In the end I think she 'got' it though and I was reasonable happy with the outcome.

readywithwellies · 14/09/2010 13:23

Sounds like a barrel of laughs then! To answer your question, to rearrange existing contact agreements with Dcs father

OP posts:
whiteandnerdy · 14/09/2010 13:35

I've been through family mediation, expensive but I found it useful and productive. It was a good few years ago so please correct me if I've got any of this wrong but I seem to remember, you get a free hour session with mediator, to discuss what you actually want to resolve/get out of the session. Then you have to pay for the session where you and ExP have to battle it out come to a mutually agreeable compromise.

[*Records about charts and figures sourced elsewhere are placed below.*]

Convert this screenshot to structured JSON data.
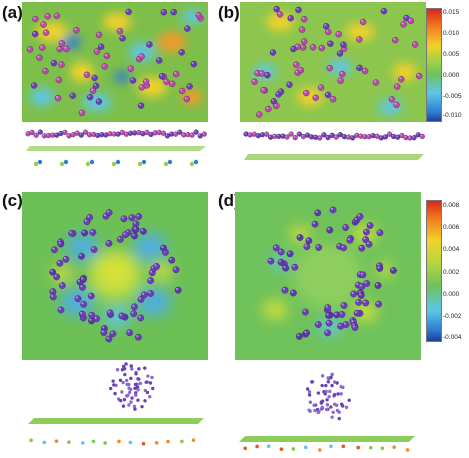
{
  "panels": {
    "a": {
      "label": "(a)"
    },
    "b": {
      "label": "(b)"
    },
    "c": {
      "label": "(c)"
    },
    "d": {
      "label": "(d)"
    }
  },
  "colorbar_top": {
    "ticks": [
      "0.015",
      "0.010",
      "0.005",
      "0.000",
      "-0.005",
      "-0.010"
    ]
  },
  "colorbar_bottom": {
    "ticks": [
      "0.008",
      "0.006",
      "0.004",
      "0.002",
      "0.000",
      "-0.002",
      "-0.004"
    ]
  },
  "colors": {
    "map_base": "#7dbf4a",
    "pos_yellow": "#f2d12a",
    "pos_orange": "#f39a2a",
    "neg_cyan": "#5ec7e6",
    "neg_blue": "#2e7dd1",
    "atom_purple": "#6a3fb8",
    "atom_pink": "#c04aa8",
    "sheet_green": "#7fc84a"
  }
}
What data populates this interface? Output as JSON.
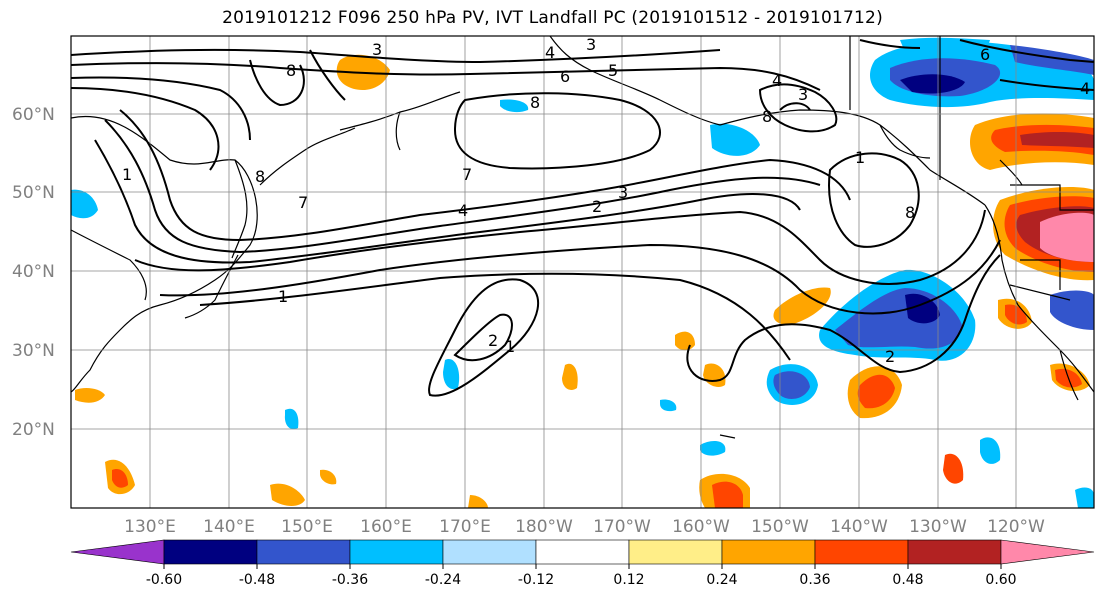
{
  "title": "2019101212 F096 250 hPa PV, IVT Landfall PC (2019101512 - 2019101712)",
  "lat_labels": [
    "60°N",
    "50°N",
    "40°N",
    "30°N",
    "20°N"
  ],
  "lon_labels": [
    "130°E",
    "140°E",
    "150°E",
    "160°E",
    "170°E",
    "180°W",
    "170°W",
    "160°W",
    "150°W",
    "140°W",
    "130°W",
    "120°W"
  ],
  "contour_labels": [
    "3",
    "4",
    "3",
    "5",
    "6",
    "8",
    "8",
    "4",
    "3",
    "6",
    "4",
    "8",
    "1",
    "8",
    "7",
    "7",
    "4",
    "2",
    "3",
    "1",
    "1",
    "8",
    "2",
    "1",
    "2"
  ],
  "colorbar": {
    "colors": [
      "#9933cc",
      "#000080",
      "#3355cc",
      "#00bfff",
      "#b0e0ff",
      "#ffffff",
      "#ffee88",
      "#ffa500",
      "#ff4500",
      "#b22222",
      "#ff88aa"
    ],
    "tick_labels": [
      "-0.60",
      "-0.48",
      "-0.36",
      "-0.24",
      "-0.12",
      "0.12",
      "0.24",
      "0.36",
      "0.48",
      "0.60"
    ]
  }
}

I came out with not being particularly happy, but at least we had come to a workable agreement.

Lucy88 · 15/09/2010 10:45

Mediation worked really well for me. My ex-h didn't seem to think he needed to play a part in organising DS's school life, holidays etc and the mediator pointed out that half of the school holidays were his responsibility and that he should go to parents evenings etc. Coming from an outsider, he actually listened. He also listened when she pointed out that it was not all down to me to organise everything to do with DS - i.e. child-minding, buying new uniform etc etc.

It helped us agree our finances, access etc in a very calm manner, without us shouting at each other. It also ensured that he actually said what he though instead of leaving everything to me.

It cost me nearly £300 a session, so its not cheap - but they work it out on your wage, so some come pay virtually nothing if on benefits or a low wage.

If we have any issues now - I get out our mediation summary and remind him of what we agreed.